A tan Hummer with roaring red brake lights. Over and over again, I saw that and the white concrete barrier as I tried to go to sleep. I could see myself from over my right shoulder, screaming and struggling to regain control of the car, while simultaneously completely letting go of myself. Maybe that’s why I was unharmed. I eventually did fall asleep and slept with no recollection of dreams and when I awoke, I had no memory of yesterday for the first seconds. Then my body kicked in, sorely, and I remembered.
I learned of other bad news yesterday, something which seems to tie in so succinctly with losing my Mother Hips bus yesterday (though it happened several weeks ago). I don’t want to spill the beans, but if you want to know, just message me. Dammit, dammit, dammit. Fuck.

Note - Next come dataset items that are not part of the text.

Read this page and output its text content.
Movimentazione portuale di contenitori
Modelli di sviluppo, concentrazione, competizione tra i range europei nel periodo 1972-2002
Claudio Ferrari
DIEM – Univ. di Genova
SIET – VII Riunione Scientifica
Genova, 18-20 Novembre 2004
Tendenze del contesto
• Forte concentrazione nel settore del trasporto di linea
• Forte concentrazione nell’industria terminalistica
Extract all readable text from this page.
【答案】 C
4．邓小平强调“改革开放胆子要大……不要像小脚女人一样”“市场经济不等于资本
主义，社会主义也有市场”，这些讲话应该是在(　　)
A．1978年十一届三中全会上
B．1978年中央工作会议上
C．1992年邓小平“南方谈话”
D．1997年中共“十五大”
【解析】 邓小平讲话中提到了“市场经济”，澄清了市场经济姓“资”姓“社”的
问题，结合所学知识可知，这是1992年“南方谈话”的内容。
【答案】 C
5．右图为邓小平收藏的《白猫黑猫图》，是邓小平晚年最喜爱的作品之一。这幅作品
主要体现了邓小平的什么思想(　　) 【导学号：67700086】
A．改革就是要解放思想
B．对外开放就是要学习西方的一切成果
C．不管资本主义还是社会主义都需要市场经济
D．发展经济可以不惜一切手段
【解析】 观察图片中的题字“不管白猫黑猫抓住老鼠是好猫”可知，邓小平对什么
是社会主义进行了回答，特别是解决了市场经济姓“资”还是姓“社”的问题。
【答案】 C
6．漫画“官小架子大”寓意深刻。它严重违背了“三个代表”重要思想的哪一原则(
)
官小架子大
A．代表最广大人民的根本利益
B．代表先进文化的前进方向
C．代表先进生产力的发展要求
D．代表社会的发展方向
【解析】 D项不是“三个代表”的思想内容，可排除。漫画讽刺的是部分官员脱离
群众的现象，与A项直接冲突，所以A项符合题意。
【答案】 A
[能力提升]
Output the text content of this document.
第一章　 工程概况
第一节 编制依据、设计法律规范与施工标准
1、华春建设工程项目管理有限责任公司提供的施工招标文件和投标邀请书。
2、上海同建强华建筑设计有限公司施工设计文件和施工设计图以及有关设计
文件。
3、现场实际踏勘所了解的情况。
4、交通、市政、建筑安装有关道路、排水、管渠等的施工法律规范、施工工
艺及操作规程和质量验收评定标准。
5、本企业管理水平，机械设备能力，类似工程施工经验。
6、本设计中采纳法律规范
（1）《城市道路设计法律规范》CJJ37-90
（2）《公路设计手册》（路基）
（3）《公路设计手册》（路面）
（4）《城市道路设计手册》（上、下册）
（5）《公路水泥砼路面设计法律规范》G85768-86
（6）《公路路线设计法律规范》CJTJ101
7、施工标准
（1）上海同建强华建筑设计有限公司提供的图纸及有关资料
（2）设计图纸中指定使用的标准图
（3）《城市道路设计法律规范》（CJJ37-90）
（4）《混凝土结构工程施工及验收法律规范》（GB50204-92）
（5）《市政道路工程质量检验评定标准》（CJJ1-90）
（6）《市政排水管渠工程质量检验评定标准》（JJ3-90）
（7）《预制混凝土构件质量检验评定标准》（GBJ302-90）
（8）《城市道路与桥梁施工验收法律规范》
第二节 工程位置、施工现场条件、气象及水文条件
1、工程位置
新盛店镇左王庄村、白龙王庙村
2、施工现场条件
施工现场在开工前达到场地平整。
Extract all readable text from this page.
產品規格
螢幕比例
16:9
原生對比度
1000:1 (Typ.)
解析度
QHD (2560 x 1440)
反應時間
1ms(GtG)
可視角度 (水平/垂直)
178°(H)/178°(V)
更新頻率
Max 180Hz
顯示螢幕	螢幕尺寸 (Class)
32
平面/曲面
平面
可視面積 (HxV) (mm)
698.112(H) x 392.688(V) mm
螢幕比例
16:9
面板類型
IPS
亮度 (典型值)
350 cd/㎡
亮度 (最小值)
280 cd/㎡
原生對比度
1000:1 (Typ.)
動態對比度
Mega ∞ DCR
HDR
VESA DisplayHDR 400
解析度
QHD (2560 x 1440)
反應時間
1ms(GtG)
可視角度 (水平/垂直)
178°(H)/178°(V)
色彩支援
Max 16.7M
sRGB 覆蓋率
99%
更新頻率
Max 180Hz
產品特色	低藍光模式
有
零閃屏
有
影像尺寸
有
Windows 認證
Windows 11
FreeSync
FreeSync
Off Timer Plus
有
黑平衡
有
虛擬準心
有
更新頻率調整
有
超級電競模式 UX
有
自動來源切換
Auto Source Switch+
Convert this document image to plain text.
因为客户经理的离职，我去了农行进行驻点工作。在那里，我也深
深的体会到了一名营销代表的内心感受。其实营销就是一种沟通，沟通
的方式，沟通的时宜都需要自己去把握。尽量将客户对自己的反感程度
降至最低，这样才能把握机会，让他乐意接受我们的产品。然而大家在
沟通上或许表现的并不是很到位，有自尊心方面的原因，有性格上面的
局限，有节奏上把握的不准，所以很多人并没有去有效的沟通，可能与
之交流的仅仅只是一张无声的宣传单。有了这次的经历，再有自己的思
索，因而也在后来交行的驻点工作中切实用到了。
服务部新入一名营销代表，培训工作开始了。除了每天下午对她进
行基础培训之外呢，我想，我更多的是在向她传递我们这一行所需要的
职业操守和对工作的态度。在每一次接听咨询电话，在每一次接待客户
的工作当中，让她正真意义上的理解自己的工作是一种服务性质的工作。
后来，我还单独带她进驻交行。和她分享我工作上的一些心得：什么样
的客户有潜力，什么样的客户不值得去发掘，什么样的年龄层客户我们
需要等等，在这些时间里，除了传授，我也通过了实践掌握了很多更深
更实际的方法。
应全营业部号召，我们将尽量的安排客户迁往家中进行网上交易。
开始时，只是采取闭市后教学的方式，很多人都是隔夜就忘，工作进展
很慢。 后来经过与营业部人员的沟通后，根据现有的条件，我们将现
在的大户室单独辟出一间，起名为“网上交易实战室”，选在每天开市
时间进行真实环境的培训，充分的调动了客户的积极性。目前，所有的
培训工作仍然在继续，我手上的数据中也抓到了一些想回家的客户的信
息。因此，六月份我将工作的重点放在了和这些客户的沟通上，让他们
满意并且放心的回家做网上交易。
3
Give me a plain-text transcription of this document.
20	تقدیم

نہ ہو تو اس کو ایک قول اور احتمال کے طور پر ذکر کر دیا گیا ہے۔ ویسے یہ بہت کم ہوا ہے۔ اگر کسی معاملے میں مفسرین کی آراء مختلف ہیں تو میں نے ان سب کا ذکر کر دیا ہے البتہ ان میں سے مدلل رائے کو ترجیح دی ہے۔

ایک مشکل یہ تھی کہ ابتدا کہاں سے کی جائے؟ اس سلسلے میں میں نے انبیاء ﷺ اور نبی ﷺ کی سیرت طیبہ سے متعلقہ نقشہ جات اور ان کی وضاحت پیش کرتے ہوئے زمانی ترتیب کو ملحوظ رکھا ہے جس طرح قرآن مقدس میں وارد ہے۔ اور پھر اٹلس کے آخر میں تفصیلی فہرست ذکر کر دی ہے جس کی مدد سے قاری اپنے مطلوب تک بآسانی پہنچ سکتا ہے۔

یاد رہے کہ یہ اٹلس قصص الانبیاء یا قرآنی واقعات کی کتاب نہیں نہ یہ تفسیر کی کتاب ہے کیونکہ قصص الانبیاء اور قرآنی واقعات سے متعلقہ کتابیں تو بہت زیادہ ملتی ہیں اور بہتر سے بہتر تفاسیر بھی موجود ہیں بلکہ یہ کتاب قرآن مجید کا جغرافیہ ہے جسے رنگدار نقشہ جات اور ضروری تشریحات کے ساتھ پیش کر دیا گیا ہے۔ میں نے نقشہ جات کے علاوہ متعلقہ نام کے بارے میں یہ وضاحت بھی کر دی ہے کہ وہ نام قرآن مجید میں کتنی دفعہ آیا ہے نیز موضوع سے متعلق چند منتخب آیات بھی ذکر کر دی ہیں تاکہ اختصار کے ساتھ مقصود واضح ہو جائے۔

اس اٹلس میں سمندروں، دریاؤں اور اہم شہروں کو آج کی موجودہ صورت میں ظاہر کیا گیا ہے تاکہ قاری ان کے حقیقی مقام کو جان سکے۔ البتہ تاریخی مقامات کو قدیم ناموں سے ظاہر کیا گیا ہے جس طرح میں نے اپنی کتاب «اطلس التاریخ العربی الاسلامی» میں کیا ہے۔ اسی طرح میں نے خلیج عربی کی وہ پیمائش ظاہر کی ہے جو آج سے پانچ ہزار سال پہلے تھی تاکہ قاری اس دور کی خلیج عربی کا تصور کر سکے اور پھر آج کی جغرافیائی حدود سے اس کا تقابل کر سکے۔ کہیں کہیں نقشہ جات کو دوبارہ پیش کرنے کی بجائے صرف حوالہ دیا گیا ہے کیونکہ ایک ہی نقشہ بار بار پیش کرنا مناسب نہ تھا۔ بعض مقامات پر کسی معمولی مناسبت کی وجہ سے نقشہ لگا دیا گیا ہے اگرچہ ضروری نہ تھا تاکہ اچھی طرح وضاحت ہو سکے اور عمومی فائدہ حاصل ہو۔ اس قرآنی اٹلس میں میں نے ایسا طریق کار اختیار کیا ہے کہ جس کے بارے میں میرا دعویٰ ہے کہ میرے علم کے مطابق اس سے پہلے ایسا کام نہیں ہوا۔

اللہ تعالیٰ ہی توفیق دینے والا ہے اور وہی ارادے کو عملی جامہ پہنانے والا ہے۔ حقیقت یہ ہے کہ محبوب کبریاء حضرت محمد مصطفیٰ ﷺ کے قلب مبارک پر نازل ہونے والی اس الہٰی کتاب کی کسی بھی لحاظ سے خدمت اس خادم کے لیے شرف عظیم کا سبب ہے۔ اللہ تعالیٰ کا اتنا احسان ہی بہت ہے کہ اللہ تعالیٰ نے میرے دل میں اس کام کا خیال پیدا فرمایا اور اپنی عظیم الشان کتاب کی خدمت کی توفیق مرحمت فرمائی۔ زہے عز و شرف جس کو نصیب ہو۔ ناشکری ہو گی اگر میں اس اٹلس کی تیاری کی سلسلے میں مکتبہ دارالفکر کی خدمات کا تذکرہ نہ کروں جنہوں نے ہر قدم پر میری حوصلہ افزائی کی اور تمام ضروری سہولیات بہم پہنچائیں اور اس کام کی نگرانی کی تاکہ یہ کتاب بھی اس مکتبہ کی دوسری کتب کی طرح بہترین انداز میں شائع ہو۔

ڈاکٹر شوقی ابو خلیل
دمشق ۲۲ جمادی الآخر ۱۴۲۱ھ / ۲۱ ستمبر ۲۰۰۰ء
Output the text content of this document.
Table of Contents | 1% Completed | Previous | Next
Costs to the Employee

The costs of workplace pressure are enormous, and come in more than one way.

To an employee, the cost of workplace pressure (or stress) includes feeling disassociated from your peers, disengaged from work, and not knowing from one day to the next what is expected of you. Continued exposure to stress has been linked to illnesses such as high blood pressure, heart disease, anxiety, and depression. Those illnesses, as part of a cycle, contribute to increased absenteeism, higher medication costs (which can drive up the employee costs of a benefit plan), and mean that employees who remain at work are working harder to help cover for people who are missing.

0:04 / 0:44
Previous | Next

All those times I worried about rolling the bus…. Maggie told me last night (or maybe this was a dream?) she had imagined me yelling “lean!!!” when the bus rolled, as I did when the kids were with me and we’d hit a curve. Nope. I didn’t tell “lean!”, I just screamed. I recall hearing my squeaky cry, squeaky because I was intubated during my coma long ago, and my voice has never recovered. I hugged her the fiercest this morning, telling her how MUCH I would have missed her had I died. These kids. They are working on finishing up their “at home” time, practicing independence for a date not-too-long in the future. My god, but I will miss their presence. 
I called the CHP and have them my insurance number, then I called insurance to file a claim. I’m fully covered, and the engine is FINE! It’s just the side that is banged-up and scratched. I called Kombi Haus, but the owner was at a family event. So, more naproxen and muscle relaxer, and off to bed.
Muscle relaxers suck. I don’t know why I held on to these, they make me feel like an incompetent wet noodle. Bruises on my legs are beginning to show, but everywhere else, I’m ok. My sternum hurts, but no visible signs. Damn. 65 mph to zero in a few feet. What a lucky human I am.